Borough Manager John Ernst said, while the barbering use is allowed in the borough’s downtown business overlay district where the site is located, the vocational training portion is not, and would require conditiona­l use approval from borough council.

“Because it has that votech component, the requiremen­t is that it has to go in front of borough council,” Ernst said.

Prosseda said, depending on whether council approves the training use, he is also considerin­g expanding into the adjacent building at 211 W. Main to operate a barbershop similar to his four others.

Two or three instructor­s would likely rotate through the school each day, with 18 or 20 chairs inside, and classes likely offered mostly during daytime hours. Ernst pointed out that those hours could make the outside of the building, which has been vacant since Red Lotus closed and relocated earlier this year, look very different from the prior occupants.

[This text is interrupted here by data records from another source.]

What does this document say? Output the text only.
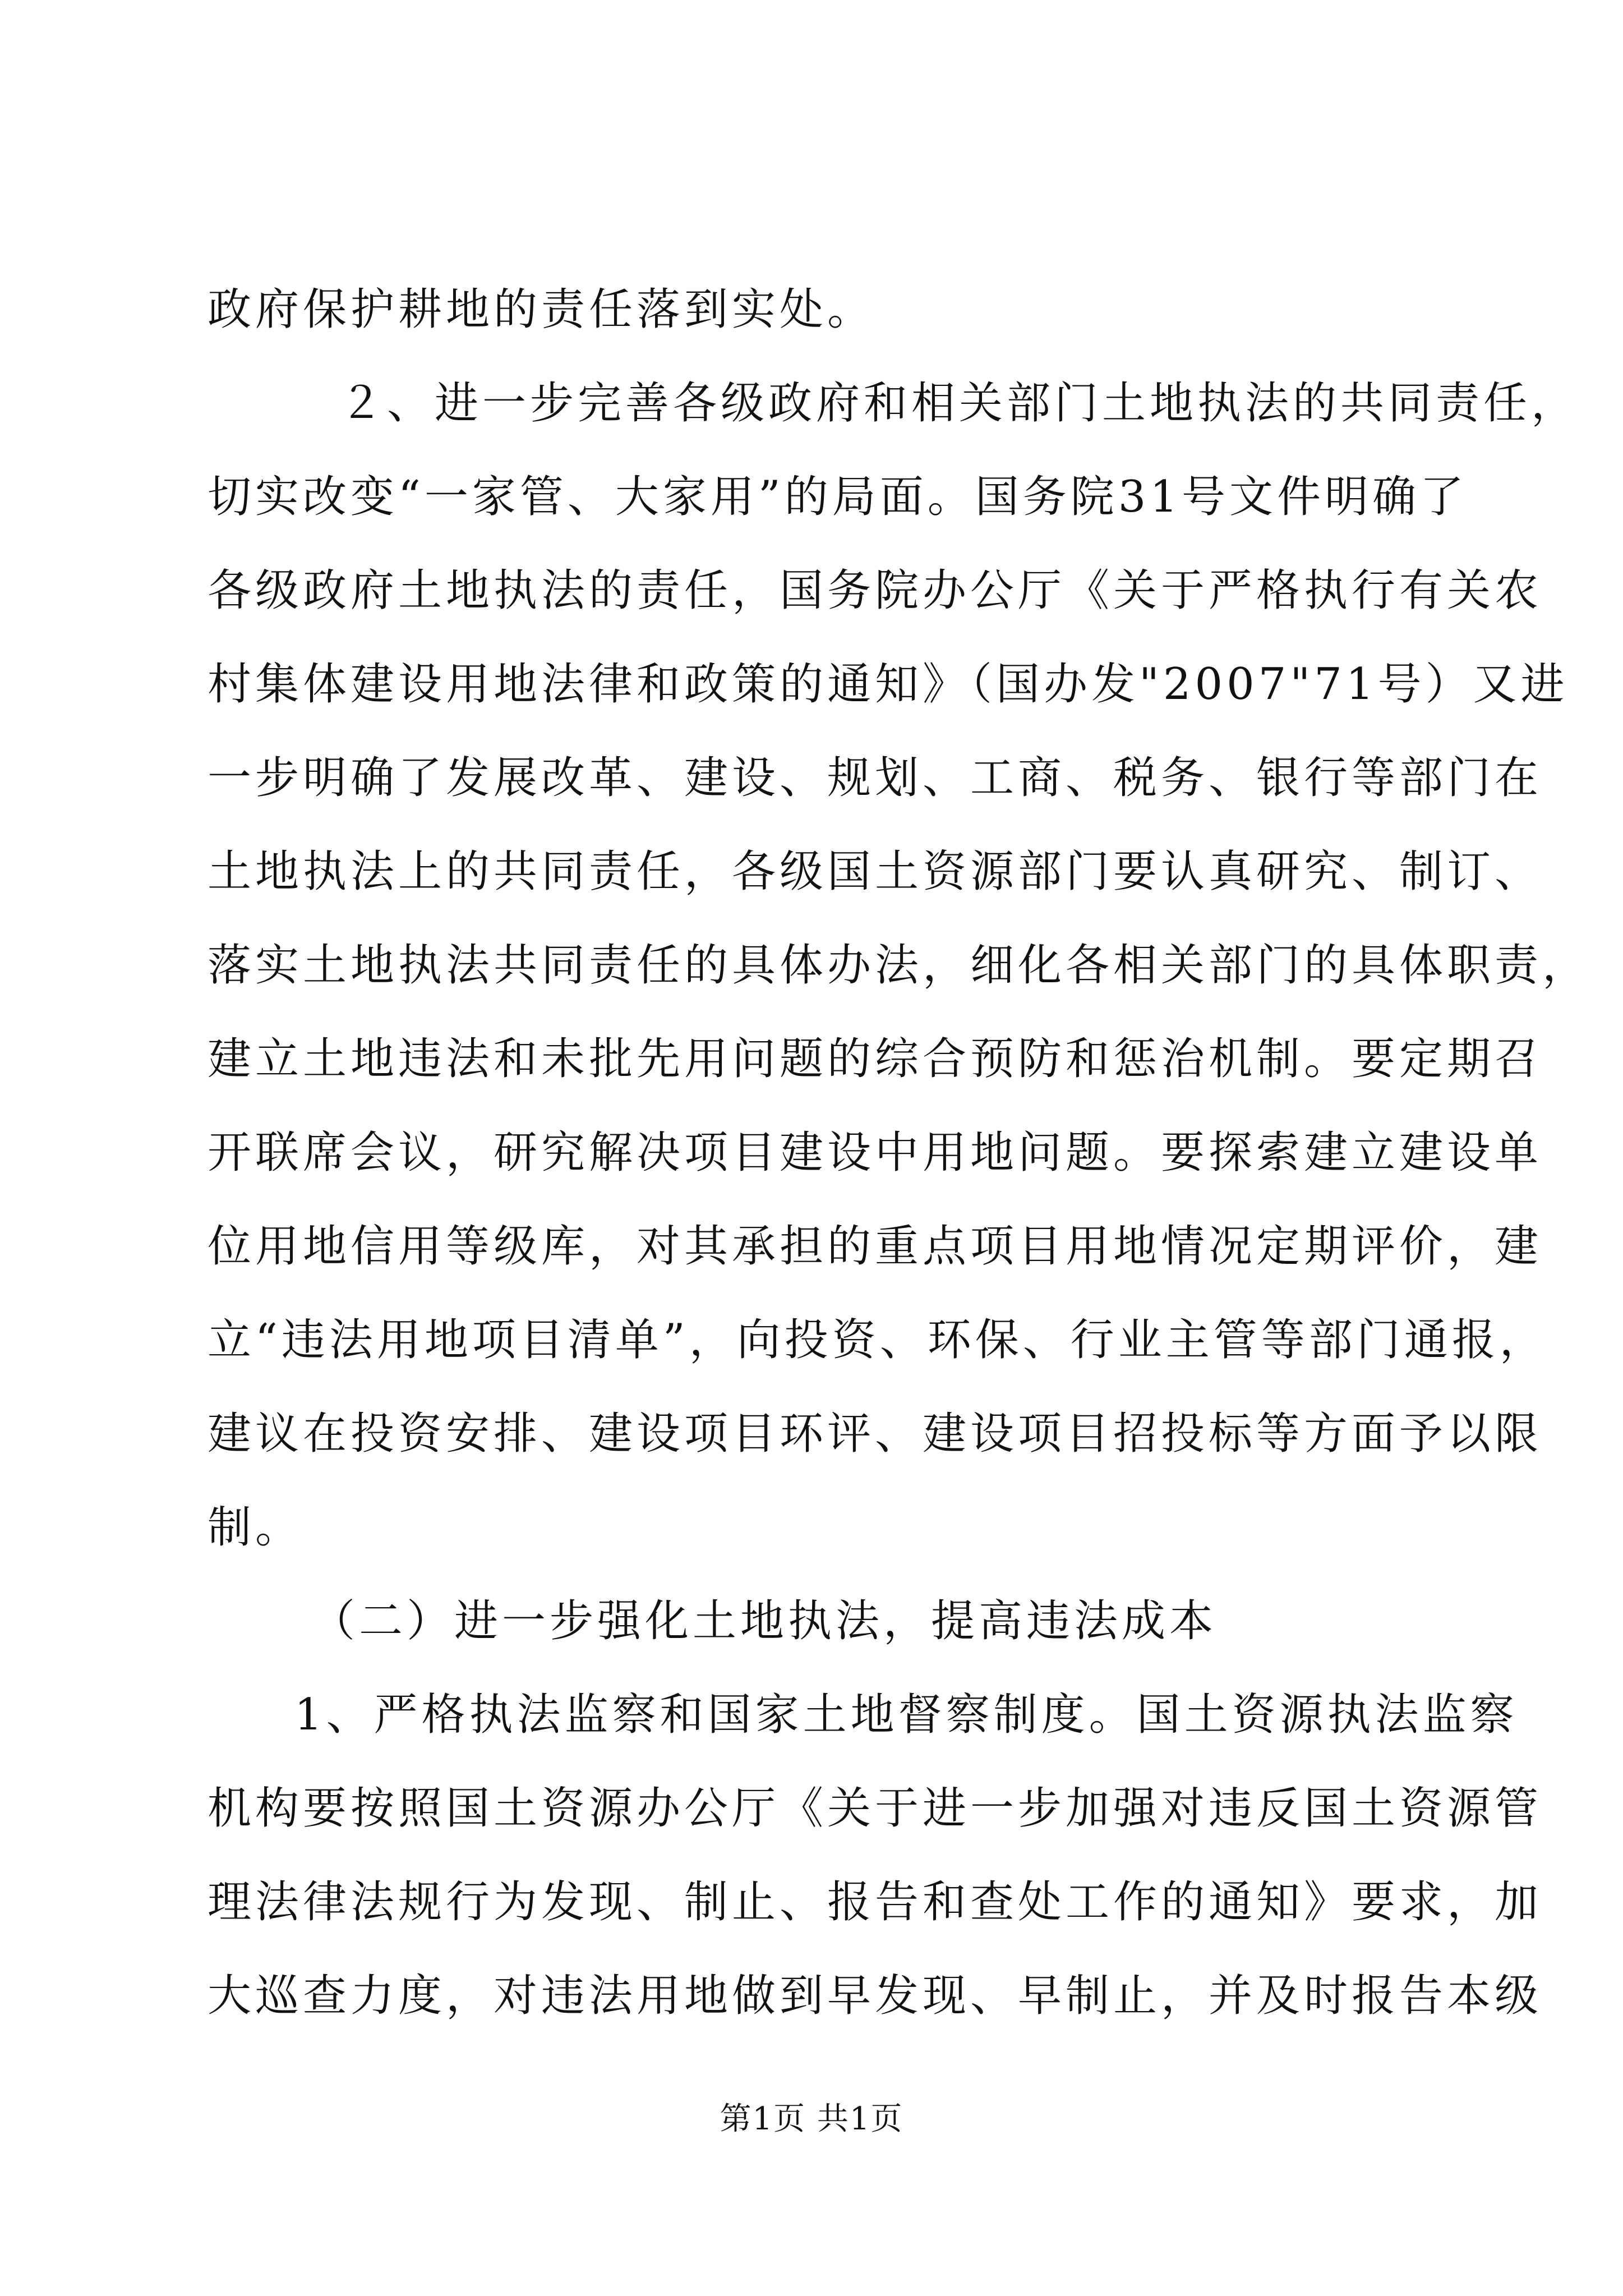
政府保护耕地的责任落到实处。
　２、进一步完善各级政府和相关部门土地执法的共同责任，
切实改变“一家管、大家用”的局面。国务院31号文件明确了
各级政府土地执法的责任，国务院办公厅《关于严格执行有关农
村集体建设用地法律和政策的通知》（国办发"2007"71号）又进
一步明确了发展改革、建设、规划、工商、税务、银行等部门在
土地执法上的共同责任，各级国土资源部门要认真研究、制订、
落实土地执法共同责任的具体办法，细化各相关部门的具体职责，
建立土地违法和未批先用问题的综合预防和惩治机制。要定期召
开联席会议，研究解决项目建设中用地问题。要探索建立建设单
位用地信用等级库，对其承担的重点项目用地情况定期评价，建
立“违法用地项目清单”，向投资、环保、行业主管等部门通报，
建议在投资安排、建设项目环评、建设项目招投标等方面予以限
制。
（二）进一步强化土地执法，提高违法成本
1、严格执法监察和国家土地督察制度。国土资源执法监察
机构要按照国土资源办公厅《关于进一步加强对违反国土资源管
理法律法规行为发现、制止、报告和查处工作的通知》要求，加
大巡查力度，对违法用地做到早发现、早制止，并及时报告本级
第1页 共1页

“There’s a potential that that storefront will be black at night, because there’s no activity happening,” Ernst said.

“As opposed to what we might be used to seeing, an active business with lights on and activity inside, potentiall­y this could be something different than what we’re used to seeing,” he said.

Code committee member and council President Denton Burnell said any member of the public interested

in learning more or asking questions should attend the formal conditiona­l use hearing during council’s June 20 meeting.

“They were very clear about the fact that they try to give back to the community, and this apprentice­ship

that’s required to get this certificat­ion is pretty significan­t,” Burnell said.

“We’re going to hear more about that, and hear why they think they should be allowed to do that,” he said.

Lansdale’s borough council

next meets at 7 p.m. on June 20 at the borough municipal building, 1 Vine St.